UNLABELLED:Since 1982, mature and immature teratomas have been recruited into the MAHO and MAKEI protocols of the German Society for Pediatric Oncology and Hematology (GPOH) for testicular and non-testicular germ cell tumors in order to study the epidemiology and clinical behaviour of teratomas. Patients were registered in the epidemiologic German Childrens Cancer Registry and the GPOH Childrens Tumor Registry for pathological review. Patients with immaturity grade 2 and 3 according to Gonzales-Crussi were eligible for adjuvant chemotherapy. The consecutive protocols MAKEI 83/86/89 have been published previously in detail (Klin Paediatr 1997; 209: 228-234, Med Pediat Oncol 1998; 31: 8-15) and will be compared to the data of MAKEI 96. For this comparison, 274 patients from MAKEI 83/86/89 and 261 patients from MAKEI 96 are evaluable.
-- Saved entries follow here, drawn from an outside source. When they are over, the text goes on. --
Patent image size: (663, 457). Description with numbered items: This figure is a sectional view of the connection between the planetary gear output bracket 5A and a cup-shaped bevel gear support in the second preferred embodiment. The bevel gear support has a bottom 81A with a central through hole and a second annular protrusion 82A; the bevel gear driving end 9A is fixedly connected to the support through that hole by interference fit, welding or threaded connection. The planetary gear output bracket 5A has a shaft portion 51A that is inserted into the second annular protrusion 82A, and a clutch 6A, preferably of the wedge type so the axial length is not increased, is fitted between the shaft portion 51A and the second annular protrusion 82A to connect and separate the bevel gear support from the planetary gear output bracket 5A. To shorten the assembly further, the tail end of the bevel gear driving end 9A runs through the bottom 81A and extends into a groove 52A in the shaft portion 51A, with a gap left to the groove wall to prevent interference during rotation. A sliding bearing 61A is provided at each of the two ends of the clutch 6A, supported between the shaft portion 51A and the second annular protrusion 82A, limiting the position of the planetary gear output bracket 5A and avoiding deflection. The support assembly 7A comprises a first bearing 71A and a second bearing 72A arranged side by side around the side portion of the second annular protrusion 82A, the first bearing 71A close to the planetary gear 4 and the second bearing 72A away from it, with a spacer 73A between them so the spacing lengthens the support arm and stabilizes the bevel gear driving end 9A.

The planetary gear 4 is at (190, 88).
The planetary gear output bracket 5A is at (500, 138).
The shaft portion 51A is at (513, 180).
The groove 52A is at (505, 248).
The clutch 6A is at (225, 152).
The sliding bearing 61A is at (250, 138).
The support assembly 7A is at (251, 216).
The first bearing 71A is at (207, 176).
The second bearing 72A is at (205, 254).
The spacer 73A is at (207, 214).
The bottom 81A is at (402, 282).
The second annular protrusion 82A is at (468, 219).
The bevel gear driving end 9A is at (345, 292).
RESULTS:1) EFS after complete tumor resection has been estimated to 0.96 +/- 0.01 in both observation periods. 2) Incomplete tumor resection remains the main risk factor for relapse (EFS 0.55 +/- 0.09). 3) The relapse rate declined from 13.9 % in MAKEI 83/86/89 to 9.5 % in MAKEI 96. 4) In MAKEI 83/86/89 four newborns with teratoma died due to perioperative complications and nine children as a result of tumor progression, whereas in MAKEI 96 no newborn died, only one child died from tumor progression, and another child died during long time observation for another reason (meningitis). 5) In accordance to the experience of the MAKEI 83/86/89 studies, no child of the MAKEI 96 study presented with yolk sac tumor at recurrence if adjuvant chemotherapy was administered during first-line treatment because of immaturity. In contrast, more than half of the children with tumor recurrence after watch and wait strategy had yolk sac tumor in addition to teratoma.